Lac aux hippopotames de Tengréla dans la commune de Banfora : le jardinage comme alternative au déclin touristique.
Le célèbre et attrayant site touristique, le lac aux hippopotames de Tengréla n’a plus son rayonnement d’antan. Comme à l’image de plusieurs sites touristiques du pays, le site touristique de Tengréla semble à l’abandon et risque d’être l’ombre de lui-même. Absence totale de touristes étrangers depuis quelques années, manque d’affluence de touristes nationaux pour valoriser le site, la situation est presque intenable pour les promoteurs et autres acteurs du tourisme. L’alternative pour la plupart d’entre eux afin de joindre les deux bouts est devenu le jardinage. Constat peu reluisant ce 7 janvier 2024 sur un site jadis bien fréquenté.
D’entrée de jeu, faisons la remarque que le manque de fréquentation du lac de Tengréla n’enlève en rien à la tranquillité sur le site.

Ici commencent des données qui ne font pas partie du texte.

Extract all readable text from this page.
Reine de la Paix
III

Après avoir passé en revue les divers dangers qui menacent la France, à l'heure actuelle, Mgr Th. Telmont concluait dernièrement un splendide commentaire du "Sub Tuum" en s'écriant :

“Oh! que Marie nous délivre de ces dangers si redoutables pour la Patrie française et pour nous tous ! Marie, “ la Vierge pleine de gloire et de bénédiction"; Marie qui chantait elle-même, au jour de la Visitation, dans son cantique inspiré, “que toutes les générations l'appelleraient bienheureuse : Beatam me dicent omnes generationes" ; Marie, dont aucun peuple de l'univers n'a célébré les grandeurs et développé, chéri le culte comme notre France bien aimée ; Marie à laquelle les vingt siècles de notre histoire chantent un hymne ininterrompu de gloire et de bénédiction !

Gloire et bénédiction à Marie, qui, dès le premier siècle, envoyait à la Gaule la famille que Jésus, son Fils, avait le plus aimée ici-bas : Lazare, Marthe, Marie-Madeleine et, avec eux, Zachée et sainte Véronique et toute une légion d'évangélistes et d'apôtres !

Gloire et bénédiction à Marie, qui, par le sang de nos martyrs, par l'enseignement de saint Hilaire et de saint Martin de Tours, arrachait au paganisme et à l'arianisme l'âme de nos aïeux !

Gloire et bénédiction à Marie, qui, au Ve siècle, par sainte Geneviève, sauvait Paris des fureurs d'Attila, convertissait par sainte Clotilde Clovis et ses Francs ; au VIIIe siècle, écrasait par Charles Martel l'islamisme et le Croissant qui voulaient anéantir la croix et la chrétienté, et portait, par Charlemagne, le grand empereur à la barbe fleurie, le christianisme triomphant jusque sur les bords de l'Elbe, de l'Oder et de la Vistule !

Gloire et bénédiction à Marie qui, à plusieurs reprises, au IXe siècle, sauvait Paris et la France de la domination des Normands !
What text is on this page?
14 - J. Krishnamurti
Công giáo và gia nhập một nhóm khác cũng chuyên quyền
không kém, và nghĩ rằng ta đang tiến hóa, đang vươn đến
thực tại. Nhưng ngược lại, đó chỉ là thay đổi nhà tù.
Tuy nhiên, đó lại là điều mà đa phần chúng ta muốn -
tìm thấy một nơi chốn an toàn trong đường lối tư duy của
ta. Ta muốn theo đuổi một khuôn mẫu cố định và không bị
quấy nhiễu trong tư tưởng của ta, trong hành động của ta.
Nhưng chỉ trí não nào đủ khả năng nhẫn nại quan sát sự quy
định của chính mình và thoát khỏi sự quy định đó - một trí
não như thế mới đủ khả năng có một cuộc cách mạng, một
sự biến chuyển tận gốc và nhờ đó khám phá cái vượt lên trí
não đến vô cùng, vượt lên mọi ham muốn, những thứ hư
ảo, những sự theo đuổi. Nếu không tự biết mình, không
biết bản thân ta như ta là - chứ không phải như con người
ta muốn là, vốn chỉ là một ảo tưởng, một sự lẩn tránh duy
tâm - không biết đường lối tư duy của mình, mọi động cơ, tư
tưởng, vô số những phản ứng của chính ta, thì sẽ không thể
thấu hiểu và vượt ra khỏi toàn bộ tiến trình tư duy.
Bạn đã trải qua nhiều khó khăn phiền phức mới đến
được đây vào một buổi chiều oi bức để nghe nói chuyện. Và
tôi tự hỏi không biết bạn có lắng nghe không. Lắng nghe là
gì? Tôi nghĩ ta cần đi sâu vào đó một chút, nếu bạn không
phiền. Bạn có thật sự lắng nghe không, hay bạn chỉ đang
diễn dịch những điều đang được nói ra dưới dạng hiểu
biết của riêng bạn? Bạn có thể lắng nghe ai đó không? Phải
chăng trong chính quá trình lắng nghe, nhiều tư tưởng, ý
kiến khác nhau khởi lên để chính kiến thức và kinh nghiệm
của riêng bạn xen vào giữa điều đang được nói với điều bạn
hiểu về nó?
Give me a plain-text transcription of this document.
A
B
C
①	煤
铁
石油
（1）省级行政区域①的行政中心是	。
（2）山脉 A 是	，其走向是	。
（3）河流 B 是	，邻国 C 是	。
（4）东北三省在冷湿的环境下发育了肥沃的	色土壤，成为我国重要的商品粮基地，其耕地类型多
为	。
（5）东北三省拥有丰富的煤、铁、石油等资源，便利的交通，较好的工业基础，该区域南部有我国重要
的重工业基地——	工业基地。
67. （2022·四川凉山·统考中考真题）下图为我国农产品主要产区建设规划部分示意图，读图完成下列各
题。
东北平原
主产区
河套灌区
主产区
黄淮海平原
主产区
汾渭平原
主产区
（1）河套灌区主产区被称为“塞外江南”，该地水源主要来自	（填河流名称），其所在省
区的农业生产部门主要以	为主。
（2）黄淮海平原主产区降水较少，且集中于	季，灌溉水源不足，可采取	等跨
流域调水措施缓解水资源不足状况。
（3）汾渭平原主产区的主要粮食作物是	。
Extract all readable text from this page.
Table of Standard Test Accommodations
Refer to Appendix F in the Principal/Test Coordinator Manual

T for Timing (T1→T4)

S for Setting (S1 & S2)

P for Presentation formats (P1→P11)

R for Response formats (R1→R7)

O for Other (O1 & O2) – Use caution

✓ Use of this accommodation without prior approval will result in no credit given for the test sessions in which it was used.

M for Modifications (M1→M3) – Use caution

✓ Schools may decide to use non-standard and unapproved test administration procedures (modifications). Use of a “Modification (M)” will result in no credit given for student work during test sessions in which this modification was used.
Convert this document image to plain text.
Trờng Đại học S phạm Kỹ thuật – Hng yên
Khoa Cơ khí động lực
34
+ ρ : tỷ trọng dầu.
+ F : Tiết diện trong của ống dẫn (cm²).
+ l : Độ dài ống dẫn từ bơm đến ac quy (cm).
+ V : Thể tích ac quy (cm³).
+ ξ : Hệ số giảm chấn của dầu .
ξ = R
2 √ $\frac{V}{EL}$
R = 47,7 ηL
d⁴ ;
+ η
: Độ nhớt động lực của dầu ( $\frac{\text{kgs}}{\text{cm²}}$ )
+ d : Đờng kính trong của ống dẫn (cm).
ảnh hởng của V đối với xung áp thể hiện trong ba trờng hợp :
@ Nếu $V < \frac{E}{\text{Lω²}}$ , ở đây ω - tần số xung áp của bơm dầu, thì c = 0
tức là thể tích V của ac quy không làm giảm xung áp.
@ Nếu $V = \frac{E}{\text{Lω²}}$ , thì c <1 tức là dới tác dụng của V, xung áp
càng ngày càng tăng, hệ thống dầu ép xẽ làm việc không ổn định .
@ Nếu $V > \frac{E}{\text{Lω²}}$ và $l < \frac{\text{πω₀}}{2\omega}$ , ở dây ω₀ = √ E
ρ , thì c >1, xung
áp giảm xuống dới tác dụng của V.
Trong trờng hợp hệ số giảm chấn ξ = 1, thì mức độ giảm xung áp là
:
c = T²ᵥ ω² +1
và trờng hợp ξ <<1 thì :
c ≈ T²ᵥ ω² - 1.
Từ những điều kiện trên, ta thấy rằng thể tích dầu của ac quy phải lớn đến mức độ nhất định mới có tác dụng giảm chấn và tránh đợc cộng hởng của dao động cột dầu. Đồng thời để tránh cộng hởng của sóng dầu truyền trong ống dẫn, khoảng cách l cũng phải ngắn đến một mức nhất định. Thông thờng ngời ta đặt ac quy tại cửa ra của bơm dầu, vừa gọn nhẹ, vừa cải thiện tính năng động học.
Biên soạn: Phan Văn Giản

Bien au contraire, on peut y passer des heures sans voir le temps s’écouler, rien qu’en observant l’étendue d’eau calme, les hippopotames se faisant très discrets. Seuls les chants des oiseaux, des corbeaux pour la plupart, viennent rompre le calme olympien qui y règne. Des motos-pompes également se mêlent avec leur vacarme mais pas après une certaine heure.
Une vue des installations qui depuis le lac arrosent les parcelles
Un peu plus de 10h ce 7 janvier 2024, nous sommes à la barrière de contrôle du site où, jadis, il fallait payer un ticket pour accéder au site. Cette barrière était tenue par des jeunes qui collectent les recettes pour l’ONTB, le village et la commune de Banfora. Nous sommes devant une barrière vide où la porte et la fenêtre sont ouvertes, des gilets de sauvetage accrochés au mur ainsi que des nattes rangées à l’intérieur. Nous franchissons la barrière et parcourrons les quelques 300 mètres qui nous séparent du site. Des pêcheurs s’activent sur des pirogues pendant que les motos-pompes ronronnent de façon incessante. Ces motos-pompes sont alignées et visibles tout au long de la rive du site, une pratique récente pour la maraicher-culture.
« Souvent c’est un ticket et il y a des jours où il y a personne », soutient Amadou Do.
Les campements sont déserts, seule est présente une famille venue matinalement prendre du bon temps. Le chef de famille, un entrepreneur, nous rassure sur la tranquillité du site dont il est venu profiter avec sa petite famille, « de l’air pure » précisera-t-il. Go Issouf, puisse c’est de lui il s’agit avoue être un habitué du coin. Il indique que pour le moment les visiteurs n’ont pas commencé à venir. Selon lui, c’est vers 15h que certains préfèrent venir. « C’est un bon cadre vraiment pour se reposer et changer d’air », affirme cet entrepreneur couché sur un canapé tandis que sa femme se trouve sur un autre. Son souhait est que les Burkinabè fassent rayonner ce cadre en faisant des tours sur le site en vue de sa valorisation.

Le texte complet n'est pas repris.